She climbed onto the chair and looked through the curtains. Nothing but concrete and a row of parked cars, none of them red with a roof that folded down. When her mama tucked her into the itchy sheets the night before, she said Mama and Daddy were going out for a grown-up dinner. Mama said they would be back before Ruby woke up. But now it was morning, and she was alone in a strange room. She was hungry. She was scared. Ruby cried for a while, and she waited in the center of the big empty bed.

A lady with a stack of towels found her there, led her down to the motel office. Bits of breakfast clung to the beard of the man at the desk. Ruby sat in an orange plastic chair, like the kind at the Dairy Dog, and tried to be as small and quiet as she could. She felt funny sitting there in her jammies, and she was afraid to ask the man to use his potty.

The police who came were nicer than the man. One was a man with a Frito-Bandito mustache and the other was a lady with a ponytail that swished almost to her bum like a real pony’s tail. The lady took Ruby back to the room and let her go potty and put on the pretty sundress her mama had packed for her. The lady emptied out all the suitcases and looked all through the piles, even in pockets. Then she put some of Ruby’s clothes in one of the suitcases and they went back to the office.

Ruby sat again in the orange chair and the police kneeled down in front of her and asked her questions.

How old was she?
She was three.

Did she know her whole name?
Her name was Ruby.

Did she know where she lived?
Of course she did. She lived with her mama and daddy in a compartment. Except one time when her mama called her daddy a drunk and threw the bottle of whiskers at him, she and her mama took a train and lived with Nana and Grandpa until Mama got mad at them, and then Mama and Ruby took a different train and then a bus back to Daddy’s compartment. But now they were all going to live in California and Ruby was going to swim in the ocean.

Did she know her mama’s and daddy’s other names?
Nana called her mama Annie.
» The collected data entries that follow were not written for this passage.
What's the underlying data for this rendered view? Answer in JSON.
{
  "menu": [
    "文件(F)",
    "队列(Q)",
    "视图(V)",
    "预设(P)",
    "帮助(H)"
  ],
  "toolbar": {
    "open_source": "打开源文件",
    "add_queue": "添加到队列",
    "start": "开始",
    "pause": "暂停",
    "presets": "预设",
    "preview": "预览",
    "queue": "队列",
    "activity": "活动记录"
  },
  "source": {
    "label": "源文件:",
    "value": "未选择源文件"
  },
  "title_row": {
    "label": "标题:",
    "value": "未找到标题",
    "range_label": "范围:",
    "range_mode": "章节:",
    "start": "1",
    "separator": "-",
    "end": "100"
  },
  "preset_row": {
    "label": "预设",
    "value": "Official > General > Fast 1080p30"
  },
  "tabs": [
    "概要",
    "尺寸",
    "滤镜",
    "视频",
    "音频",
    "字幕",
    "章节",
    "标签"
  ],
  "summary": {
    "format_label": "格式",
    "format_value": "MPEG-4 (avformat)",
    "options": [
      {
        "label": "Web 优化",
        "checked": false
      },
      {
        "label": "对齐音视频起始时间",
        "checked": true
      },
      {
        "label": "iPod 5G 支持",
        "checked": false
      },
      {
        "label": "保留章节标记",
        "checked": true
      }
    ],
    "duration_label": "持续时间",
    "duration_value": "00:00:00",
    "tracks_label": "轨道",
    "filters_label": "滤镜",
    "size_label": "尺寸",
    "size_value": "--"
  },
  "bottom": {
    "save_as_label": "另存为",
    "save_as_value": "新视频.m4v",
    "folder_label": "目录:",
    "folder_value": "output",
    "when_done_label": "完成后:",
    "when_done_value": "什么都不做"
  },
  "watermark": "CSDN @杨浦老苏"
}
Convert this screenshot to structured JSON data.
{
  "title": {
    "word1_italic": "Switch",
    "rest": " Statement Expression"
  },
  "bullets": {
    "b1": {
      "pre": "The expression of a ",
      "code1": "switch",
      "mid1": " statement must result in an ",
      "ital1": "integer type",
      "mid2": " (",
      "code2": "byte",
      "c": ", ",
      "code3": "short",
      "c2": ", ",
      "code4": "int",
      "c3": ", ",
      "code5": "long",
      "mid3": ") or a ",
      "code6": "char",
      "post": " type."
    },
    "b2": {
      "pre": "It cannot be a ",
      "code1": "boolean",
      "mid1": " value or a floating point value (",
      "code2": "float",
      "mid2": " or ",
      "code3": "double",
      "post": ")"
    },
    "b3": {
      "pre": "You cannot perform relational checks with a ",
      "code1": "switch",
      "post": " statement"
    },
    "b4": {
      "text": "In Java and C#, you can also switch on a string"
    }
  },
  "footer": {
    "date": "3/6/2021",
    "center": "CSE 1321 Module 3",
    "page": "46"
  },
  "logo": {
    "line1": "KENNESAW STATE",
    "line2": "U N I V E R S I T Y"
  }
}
And her mama called her daddy Jack, or sometimes Jack Daniel. The policeman snorted in his nose when Ruby said her daddy called her mama Muffin.

Did she know her nana and grandpa’s other names?
Her mama called Nana Mother and called Grandpa Dad. Ruby couldn’t remember her daddy calling them anything at all.

The grown-ups shook their heads at one another, and the policeman went behind the counter and talked on the telephone. They took her to the restaurant next door to the motel, and Ruby ate a hot dog and the waitress wore a pink shiny dress and carried a whole line of plates on one arm.

Then they got in the police car and drove down the big road. The lady sat in back with Ruby, and the man drove. He turned on his siren for just a minute. They both laughed when Ruby put her hands over her ears. Their car passed lots of other motels and some stores. They hadn’t driven very long when Ruby saw a gas station with a big truck parked beside it. And dangling from the truck, like a fish on a pole, was a red car that looked just like her daddy’s. Except this one was all smashed up. Her daddy was going to be really mad if someone broke his special car.

SIXTY-THREE

John pauses his questions to ask the court clerk to refill Ruby’s water. Ruby drinks and drinks, and the clerk refills the glass again before sitting back down.

“Where did the California police officers take you, Ruby?”

Ruby continues her story over the gurgling in her stomach.

 

The police took her to another lady’s house. A chain fence made a square around the front yard. The yard didn’t grow grass, just dirt and toys. The lady’s hair was yellow on the bottom and brown on top. Her tummy poked out between her shorts and shirt, and her legs were jiggly. She talked with a cigarette poking out of the side of her mouth.

Lots of other kids ran around, in and out of the house and across the yard. Some of them looked mean. Ruby cried when the police started to leave; she asked them please could she go with them and promised she’d be good, but they left her anyway.

Ruby didn’t like staying at that house. The lady yelled all the time. The older kids were mean to her, and the babies cried really loud and their diapers sagged with poop. She wanted her mama and daddy. She felt scared all the way to her tummy every day and every night. The lady yelled at Ruby when she cried, so she tried really hard to keep her tears inside her eyes, but sometimes at night the tears leaked out onto her pillow, especially when the big boy climbed into her bed.

After more days than Ruby had fingers, the doorbell rang at the foster home, and a lady called out to Ruby. She didn’t recognize Nana at first because she wasn’t at her regular house, and when Ruby did recognize her, all Ruby could do was cry.

A yellow taxi drove Nana and Ruby to a big airport, and then they flew on a plane. Ruby was a little scared and a little excited because she had never been up in the air before. But mostly she was sad, because Nana told her that her mama and daddy’s car crashed and now they were in heaven.

Nana said she was sorry Ruby had to stay at the house so long, that the police took a long time to find Nana because she and Ruby’s mama had different last names. Ruby knew that heaven was up in the sky, and she searched the clouds outside the airplane window.

But she didn’t see her mama and daddy; she never saw them again.

SIXTY-FOUR

“Your Honor, the defense rests.” John strides back to the table, takes his seat as if he hasn’t a care in the world. Beyond him, Ruby catches sight of a familiar face. Chaz. Of course he came, even though she told him not to. Chaz meets her eye and gives a nod that says everything, that he finally understands.

“Mr. Noble?” the judge asks.

Noble stands, buttons his coat. His body tenses as if he is a cat readying to pounce.

“Ms. Leander, on the subject of that birth certificate, did you destroy it, burn it?”

“No. Not intentionally. But it could have gotten thrown out.”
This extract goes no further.